Where I explain how important it is for me to write and have a sense of nurturing energy out in the world. This quote from Substack’s page summed it up for me.
“A reader is not a passive vessel, but a consciousness that is being nourished.” Sophia Efthimiatou (from the recent Substack Reads)
My Substacks take a long-ass time to write. My life has unfolded in many difficult, and often contradictory ways, and to distil it into anything that remotely resembles useful advice takes a lot of time and even more care.
I think my voice is important. Not more important than anyone else’s but I’m saying the most important things I can say.
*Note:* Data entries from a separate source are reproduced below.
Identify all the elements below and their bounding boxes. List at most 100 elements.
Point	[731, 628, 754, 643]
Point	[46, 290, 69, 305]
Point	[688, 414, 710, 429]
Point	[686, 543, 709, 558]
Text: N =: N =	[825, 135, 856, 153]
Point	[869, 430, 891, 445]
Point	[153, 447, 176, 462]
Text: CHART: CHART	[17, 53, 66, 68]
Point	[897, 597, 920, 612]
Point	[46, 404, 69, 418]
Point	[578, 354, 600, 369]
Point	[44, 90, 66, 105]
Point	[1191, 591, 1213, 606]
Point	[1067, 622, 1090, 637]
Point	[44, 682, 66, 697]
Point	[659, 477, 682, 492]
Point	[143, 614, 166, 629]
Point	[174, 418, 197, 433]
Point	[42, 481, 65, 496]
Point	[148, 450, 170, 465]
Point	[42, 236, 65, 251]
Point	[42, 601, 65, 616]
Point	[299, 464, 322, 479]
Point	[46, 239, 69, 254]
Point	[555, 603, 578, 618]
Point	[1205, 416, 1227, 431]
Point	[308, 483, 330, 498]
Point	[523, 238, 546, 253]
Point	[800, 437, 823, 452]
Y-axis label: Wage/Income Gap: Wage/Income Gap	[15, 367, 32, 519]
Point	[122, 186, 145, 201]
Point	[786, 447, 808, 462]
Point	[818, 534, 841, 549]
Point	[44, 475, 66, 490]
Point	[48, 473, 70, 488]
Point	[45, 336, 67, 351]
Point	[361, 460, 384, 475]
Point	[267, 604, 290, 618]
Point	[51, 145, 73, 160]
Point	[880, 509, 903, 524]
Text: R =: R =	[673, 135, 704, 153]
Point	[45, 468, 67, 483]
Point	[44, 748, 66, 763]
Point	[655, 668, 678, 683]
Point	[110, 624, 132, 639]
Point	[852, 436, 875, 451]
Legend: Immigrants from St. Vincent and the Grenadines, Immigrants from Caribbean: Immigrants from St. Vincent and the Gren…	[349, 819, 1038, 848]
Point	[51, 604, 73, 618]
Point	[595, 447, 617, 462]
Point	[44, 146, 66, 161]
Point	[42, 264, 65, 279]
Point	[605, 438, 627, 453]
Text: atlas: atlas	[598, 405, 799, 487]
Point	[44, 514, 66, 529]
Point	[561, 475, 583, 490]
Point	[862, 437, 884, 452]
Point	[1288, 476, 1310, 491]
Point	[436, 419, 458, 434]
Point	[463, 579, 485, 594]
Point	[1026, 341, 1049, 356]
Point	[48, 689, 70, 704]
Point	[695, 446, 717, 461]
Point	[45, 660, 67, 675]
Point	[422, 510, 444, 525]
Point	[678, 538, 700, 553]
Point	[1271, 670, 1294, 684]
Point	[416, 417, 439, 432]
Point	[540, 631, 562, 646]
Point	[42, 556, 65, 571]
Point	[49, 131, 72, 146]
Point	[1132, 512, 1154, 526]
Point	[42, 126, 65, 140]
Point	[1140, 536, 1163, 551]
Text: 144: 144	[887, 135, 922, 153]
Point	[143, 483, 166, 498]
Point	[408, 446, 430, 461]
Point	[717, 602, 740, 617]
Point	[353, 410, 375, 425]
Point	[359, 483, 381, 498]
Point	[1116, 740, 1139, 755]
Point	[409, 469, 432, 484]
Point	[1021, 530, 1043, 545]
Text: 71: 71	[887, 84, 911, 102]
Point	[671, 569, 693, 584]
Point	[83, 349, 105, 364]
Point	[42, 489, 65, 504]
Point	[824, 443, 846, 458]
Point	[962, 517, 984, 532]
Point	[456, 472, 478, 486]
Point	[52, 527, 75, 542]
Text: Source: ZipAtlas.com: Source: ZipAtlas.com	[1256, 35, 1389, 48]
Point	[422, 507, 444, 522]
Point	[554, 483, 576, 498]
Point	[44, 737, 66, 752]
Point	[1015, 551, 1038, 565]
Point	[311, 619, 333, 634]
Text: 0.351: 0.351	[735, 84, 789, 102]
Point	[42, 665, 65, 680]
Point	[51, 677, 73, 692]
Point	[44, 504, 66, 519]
In a time where compassion is regarded as weak - especially by men and young men have zero role models in this area - I’m committed to not putting a paywall between those young men or anyone who might find some succour in my writing.
So I ask those who can pay for a subscription to support the work that I do here. And by paying you’re paying not just for yourself but for those who aren’t in a financial situation to pay just now.
And if you can’t pay for a subscription, don’t worry about it, enjoy the writing knowing that someone out there has been gracious and heartfelt enough to pay for a stranger’s space at the table.
Isn’t that a lovely thing for us all!
Mark here --yes, crown shyness. The poet David Whyte’s most recent “Three Sundays” talk is on the Shyness of Love. I am not sure if I ever “grew out” of this shyness in those years of my marriage to Barbara. I, too, am a Type Nine in the Enneagram.
Last winter, I struggled to walk the trail that runs through the forest abutting the back of our home. We had two significant sleet storms within a week of each other. Both sides of the trail were proliferated with American Beech saplings that had doubled over by the weight of the snow and sleet. More often then not, it seemed as if the majority of these saplings were bent towards the trail rather then away from the trail. After slogging along in and out and under the saplings, a strange revelation came to me. There has been a blight and infestation killing off the beech trees for several decades now. So this strange juxtaposition was how all these young trees were paying homage to me and to the sentient forest. Somehow these doubled-over saplings, in a genetic drive for excessive procreation, and in the face of such a terribly stunted lifespan, could make a collective gesture. A gesture of great honor and grace in the winter stillness and quiet that morning -- “crown honor”.